Sour grapes? Perish the thought, Paddack says. “If I would have done this right after the election, you might make that case,” she said. “It's not something that hasn't been discussed for a long time.”
We don't recall much talk about making the superintendent's job elective during the 20 years that Democrat Sandy Garrett occupied the office. Democrats controlled both branches of the Legislature most of that time.
Instead, our sense is that this push relates not to the job but to the woman now holding it. Republican Janet Barresi's two years in office have been contentious. She angered the education establishment by fighting against delaying end-of-instruction exams for high school seniors — a law passed in 2005 with the support of a Democratic governor — and by moving forward with A-F grading for schools and school districts.
Simply put, Barresi has rankled folks, including some Republicans, by actively working to change education in Oklahoma, as she promised to do during her campaign against Paddack.

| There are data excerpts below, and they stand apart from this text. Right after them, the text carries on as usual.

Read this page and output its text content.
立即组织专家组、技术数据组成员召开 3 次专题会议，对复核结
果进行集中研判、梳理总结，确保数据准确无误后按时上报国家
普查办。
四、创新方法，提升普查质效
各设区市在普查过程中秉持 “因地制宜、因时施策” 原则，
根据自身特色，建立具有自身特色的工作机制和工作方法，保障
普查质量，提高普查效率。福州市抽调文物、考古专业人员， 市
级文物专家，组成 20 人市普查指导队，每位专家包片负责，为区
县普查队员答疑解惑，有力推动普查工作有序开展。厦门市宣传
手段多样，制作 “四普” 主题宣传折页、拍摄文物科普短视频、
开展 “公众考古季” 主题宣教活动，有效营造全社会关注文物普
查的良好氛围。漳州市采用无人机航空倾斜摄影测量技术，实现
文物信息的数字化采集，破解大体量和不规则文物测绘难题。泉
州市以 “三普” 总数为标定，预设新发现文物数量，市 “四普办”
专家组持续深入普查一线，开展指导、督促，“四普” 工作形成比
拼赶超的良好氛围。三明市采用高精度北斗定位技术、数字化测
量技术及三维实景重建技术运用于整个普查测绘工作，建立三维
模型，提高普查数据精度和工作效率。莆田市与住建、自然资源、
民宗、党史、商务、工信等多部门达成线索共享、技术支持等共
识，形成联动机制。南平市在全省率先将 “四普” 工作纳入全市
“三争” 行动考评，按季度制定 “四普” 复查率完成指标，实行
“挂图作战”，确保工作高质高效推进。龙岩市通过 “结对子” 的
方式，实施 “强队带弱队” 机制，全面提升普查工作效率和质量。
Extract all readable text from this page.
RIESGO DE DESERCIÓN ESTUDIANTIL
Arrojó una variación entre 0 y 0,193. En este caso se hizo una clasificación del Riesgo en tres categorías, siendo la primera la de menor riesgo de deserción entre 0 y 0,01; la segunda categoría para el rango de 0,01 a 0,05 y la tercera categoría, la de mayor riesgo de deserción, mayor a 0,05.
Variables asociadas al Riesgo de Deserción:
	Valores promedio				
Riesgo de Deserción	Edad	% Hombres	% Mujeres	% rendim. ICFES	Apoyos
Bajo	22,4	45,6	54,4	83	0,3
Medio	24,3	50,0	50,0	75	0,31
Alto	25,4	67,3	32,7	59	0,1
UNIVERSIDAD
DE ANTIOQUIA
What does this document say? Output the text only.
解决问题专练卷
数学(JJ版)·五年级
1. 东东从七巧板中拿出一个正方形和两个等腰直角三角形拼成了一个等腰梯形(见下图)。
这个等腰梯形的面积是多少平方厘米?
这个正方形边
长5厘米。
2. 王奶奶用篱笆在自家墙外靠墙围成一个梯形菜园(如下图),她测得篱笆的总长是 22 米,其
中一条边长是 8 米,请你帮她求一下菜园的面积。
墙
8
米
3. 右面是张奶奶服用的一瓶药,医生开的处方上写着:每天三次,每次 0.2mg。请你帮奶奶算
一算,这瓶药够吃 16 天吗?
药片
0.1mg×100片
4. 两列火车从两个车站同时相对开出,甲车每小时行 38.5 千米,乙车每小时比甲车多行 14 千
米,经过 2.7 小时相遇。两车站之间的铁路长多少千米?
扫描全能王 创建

Paddack or other lawmakers interested in her proposal should legitimize it by placing the jobs of insurance commissioner and labor commissioner under similar review. We've long argued those are two jobs for which competence, not party affiliation, should be the foremost requirement.
The insurance commissioner's position has a history of ethically challenged occupants. Carroll Fisher was impeached and sent to prison. His predecessor, John Crawford, was the subject of an FBI investigation before losing an election. The current commissioner, Republican John Doak, rode an anti-Barack Obama wave into the office and since then has hired former legislators with little or no industry experience and spent nearly $200,000 arming his anti-fraud unit to the teeth.
A long list of characters, from both parties, have held the labor job. Before she was defeated, GOP commish Brenda Reneau was only showing up at work occasionally. Democrat Lloyd Fields was the definition of a party hack whose term was best remembered for a run-in at a party where he reportedly tried to steal a guitar and was taken to the city's detox center.
Both those jobs were made elective offices by the state's founders. In 1975, voters made labor commission an appointed position, but in 1988 they changed course and voted to make it elective again. So there is precedent for change, although more recent efforts to do so have failed.
In 2004, then-Democratic state Rep. Dan Boren teamed with Republican Rep. John Trebilcock to seek making the insurance and labor jobs appointive. Their efforts went nowhere. A poll commissioned a few months earlier by The Oklahoman showed Oklahomans preferred, by healthy margins, that those jobs remain elective.
Our guess is that if Paddack were to succeed in getting her bill through the Legislature — a long shot — then those populist sentiments would show themselves at the ballot box. Oklahomans prefer to make the call on these jobs, as they did two years ago when they chose Barresi for superintendent. They'll have the chance in two years to change their minds if they wish.